Setidaknya 38 pengunjuk rasa di seluruh Myanmar tewas dalam tindakan keras terbaru terhadap gerakan anti-kudeta, kata sebuah kelompok advokasi, ketika para jenderal yang merebut kekuasaan pada 1 Februari mengumumkan darurat militer di dua wilayah di Yangon.
Seorang petugas polisi juga tewas menjadikan hari Minggu sebagai hari paling mematikan sejak demonstrasi massa menentang kudeta dimulai enam minggu lalu.
Sebanyak 126 orang sejauh ini telah terbunuh dalam “tindakan keras dan penumpasan sewenang-wenang” sejak kudeta, kata Assistance Association for Political Prisoners (AAPP), memperingatkan bahwa korban “meningkat secara drastis”. Jumlah orang yang ditangkap naik menjadi lebih dari 2.150 orang pada hari Sabtu, tambahnya.
Dalam pernyataannya, AAPP mengatakan “pasukan junta tidak meninggalkan jalan dan lingkungan dan mereka melanggar dan membakar lingkungan [di Hlaing Thar Yar].”
Meningkatnya kekerasan juga dilaporkan di tempat lain di Myanmar termasuk kota Mandalay, tempat seorang wanita ditembak mati, dan di Bago, tempat dua orang tewas.
Sementara itu, televisi negara MRTV mengatakan seorang petugas polisi tewas karena luka di dada setelah konfrontasi dengan pengunjuk rasa di Bago. Dia adalah polisi kedua yang dilaporkan tewas dalam protes itu.
Juga pada hari Minggu, media pemerintah Myanmar mengatakan darurat militer telah diberlakukan atas Hlaing Thar Yar dan kota tetangga Shwepyitha.
Pemerintah militer “memberikan kekuasaan administratif dan peradilan darurat militer kepada komandan regional Yangon untuk berlatih [di kota Hlaingthaya dan Shwepyitha]… untuk melakukan keamanan, menegakkan aturan hukum dan ketenangan dengan lebih efektif,” kata seorang penyiar di televisi pemerintah.
Dokter Sasa, perwakilan anggota parlemen terpilih dari majelis yang telah membentuk pemerintahan paralel, menyuarakan solidaritas dengan orang-orang yang terpengaruh oleh langkah pemerintah militer.
“Pelaku, penyerang, musuh rakyat Myanmar, SAC (Dewan Administrasi Negara) yang jahat akan dimintai pertanggungjawaban atas setiap tetes darah yang tumpah,” katanya dalam pesan.

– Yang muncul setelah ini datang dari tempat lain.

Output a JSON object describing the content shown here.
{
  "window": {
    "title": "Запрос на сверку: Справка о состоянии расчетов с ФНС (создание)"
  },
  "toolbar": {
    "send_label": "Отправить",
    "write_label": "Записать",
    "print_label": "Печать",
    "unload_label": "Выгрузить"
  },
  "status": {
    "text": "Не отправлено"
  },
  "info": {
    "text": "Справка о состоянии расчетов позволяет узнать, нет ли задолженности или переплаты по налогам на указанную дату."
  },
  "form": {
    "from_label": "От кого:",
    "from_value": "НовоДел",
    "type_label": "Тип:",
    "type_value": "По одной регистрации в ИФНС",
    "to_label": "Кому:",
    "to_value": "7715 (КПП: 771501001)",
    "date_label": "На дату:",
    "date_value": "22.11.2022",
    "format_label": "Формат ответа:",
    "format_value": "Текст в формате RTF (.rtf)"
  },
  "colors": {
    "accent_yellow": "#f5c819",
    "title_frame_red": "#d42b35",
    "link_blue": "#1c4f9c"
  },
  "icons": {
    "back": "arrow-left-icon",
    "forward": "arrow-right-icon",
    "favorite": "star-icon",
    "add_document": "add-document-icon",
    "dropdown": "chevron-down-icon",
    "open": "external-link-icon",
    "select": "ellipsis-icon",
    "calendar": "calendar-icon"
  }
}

Tindakan keras terbaru terjadi sehari setelah Mahn Win Khaing Than, yang bersembunyi bersama sebagian besar pejabat senior dari partai National League for Democracy (NLD) milik Aung San Suu Kyi, mengatakan pemerintah sipil akan berusaha memberi warga hak hukum untuk membela diri.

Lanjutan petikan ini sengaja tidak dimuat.